The comedy writers Laurence Marks and Maurice Gran made a wide-ranging attack on broadcasting bosses in the annual MacTaggart Memorial Lecture at the Edinburgh International Television Festival. They argued that the only solution to an industry where writers are undervalued and have no creative control was to pump more money into the system by charging a realistic price for the BBC.

"In 1995/96 the average person spent nearly 24 hours a week watching television, nearly half his or her free time," said Laurence Marks. "This average person spends about 10 hours of his 24 watching the BBC. For those 10 hours of entertainment, information, news, sport, drama and Noel Edmonds he pays, according to the BBC's own figures, about 50p per week.

"Less than the price of a couple of tabloids, a quarter of a video rental ... even the Radio Times costs 75p," he said.

Marks and Gran, writers of Birds Of A Feather and Shine On Harvey Moon, claimed the that undercharging for programmes meant the money and power in television is not distributed to the people responsible for making it: the writing talent.

"The broadcasters take us all for granted. The creative talent, writers and producers who actually make television. They prefer to concentrate their cash, care and chauffeur-driven cars for the front-of-camera talent - soap stars, celebrity chefs and Hale and Pace," said Mr Marks.

"At ITV they want more of the same in drama, and dumber, cheaper people shows in place of scripted light entertainment and intelligent documentaries."

But the BBC was the main focus of their attack: "The creative leaders within the BBC have been marginalised. The power that the creative staff once had has been usurped by legions of lawyers, accountants, business affairs executives and policy unit apparatchiks."

These lawyers and accountants, Gran said, apply the same discipline to television as they would to the production of biscuits: "Most of them have taken up their posts in the last decade. Like the Hitler Youth they know of no other system. One day they may have to be de-Birtified."

"The BBC believes it must maintain market share to justify the licence fee," said Mr Marks. "This forces the BBC to shadow ITV's programming as it moves remorselessly towards the safe, the repetitive and the cloned. This is particularly noticeable in drama. If ITV has a vet," added Mr Marks, "the BBC wants a vet. If ITV has a moody cop, the BBC wants a moodier one."
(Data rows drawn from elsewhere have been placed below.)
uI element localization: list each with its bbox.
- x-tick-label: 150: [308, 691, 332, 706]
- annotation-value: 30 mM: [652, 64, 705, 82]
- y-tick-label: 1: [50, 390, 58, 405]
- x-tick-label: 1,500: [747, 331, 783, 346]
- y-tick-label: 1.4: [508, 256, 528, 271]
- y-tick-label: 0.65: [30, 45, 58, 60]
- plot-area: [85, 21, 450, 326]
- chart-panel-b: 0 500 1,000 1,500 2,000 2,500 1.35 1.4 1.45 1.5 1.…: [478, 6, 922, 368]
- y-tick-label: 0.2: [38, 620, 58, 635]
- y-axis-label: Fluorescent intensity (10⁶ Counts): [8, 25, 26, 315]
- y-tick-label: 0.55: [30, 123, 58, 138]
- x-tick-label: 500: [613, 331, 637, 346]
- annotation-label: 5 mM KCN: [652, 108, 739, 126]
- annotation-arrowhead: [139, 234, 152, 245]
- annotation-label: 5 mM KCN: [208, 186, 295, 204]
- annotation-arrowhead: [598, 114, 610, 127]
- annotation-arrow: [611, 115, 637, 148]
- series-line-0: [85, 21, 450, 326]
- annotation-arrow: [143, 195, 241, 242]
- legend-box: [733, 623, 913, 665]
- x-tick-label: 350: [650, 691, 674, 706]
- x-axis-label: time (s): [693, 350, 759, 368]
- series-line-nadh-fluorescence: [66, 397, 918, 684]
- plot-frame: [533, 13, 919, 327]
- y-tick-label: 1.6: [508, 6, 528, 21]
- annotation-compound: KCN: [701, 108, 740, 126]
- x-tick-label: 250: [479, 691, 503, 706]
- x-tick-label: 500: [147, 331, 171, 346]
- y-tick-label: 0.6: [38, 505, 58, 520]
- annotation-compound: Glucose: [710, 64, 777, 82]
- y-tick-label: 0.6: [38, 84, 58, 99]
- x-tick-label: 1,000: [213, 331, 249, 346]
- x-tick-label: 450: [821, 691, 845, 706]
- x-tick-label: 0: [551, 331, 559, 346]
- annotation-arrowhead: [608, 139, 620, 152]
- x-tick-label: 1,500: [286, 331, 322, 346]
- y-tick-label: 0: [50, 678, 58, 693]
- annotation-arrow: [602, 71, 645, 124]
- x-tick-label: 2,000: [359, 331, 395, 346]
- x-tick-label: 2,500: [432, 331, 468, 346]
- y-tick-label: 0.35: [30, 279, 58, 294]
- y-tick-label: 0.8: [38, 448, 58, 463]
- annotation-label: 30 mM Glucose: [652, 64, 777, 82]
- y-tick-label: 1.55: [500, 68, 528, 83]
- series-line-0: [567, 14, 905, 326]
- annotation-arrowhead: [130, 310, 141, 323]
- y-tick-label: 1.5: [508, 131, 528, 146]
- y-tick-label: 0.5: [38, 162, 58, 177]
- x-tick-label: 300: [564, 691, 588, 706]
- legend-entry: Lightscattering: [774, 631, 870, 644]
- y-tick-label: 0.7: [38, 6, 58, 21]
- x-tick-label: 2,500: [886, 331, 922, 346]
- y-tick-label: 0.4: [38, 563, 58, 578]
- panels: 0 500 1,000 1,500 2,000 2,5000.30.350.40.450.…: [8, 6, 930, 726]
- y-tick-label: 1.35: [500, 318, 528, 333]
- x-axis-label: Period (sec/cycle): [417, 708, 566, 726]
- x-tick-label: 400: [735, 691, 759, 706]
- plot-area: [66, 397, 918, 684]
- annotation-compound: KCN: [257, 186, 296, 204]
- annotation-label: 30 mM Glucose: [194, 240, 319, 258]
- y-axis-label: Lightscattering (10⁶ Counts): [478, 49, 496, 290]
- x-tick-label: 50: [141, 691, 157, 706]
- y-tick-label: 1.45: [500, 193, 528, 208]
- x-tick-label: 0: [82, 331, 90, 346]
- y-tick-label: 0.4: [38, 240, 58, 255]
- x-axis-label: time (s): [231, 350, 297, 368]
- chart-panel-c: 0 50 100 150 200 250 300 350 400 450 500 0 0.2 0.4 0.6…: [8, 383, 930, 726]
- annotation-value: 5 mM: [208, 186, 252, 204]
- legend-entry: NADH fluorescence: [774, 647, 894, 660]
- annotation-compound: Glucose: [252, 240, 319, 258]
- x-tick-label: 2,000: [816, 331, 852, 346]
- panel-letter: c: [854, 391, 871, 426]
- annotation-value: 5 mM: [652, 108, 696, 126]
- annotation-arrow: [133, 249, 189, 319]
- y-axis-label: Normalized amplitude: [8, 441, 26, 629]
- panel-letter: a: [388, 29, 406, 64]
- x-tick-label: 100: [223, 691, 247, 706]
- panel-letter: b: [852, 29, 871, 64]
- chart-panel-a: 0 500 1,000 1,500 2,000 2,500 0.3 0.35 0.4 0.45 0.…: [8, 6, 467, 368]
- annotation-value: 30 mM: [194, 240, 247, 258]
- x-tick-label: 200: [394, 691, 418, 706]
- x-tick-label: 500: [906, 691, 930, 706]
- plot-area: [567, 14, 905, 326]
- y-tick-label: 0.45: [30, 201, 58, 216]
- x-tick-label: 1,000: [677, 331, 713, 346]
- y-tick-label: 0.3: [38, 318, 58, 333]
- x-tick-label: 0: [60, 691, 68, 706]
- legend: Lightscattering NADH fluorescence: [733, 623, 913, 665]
Bob Phillis, deputy director-general of the BBC, dismissed the call for a voluntary subscription. He said: "That was a great comedy show by two great comedy writers although the mathematics were not quite so hot. If you look at the economics of it all, although successful writers might benefit from this proposal, just think of the millions who can't afford a licence fee of pounds 120 a year."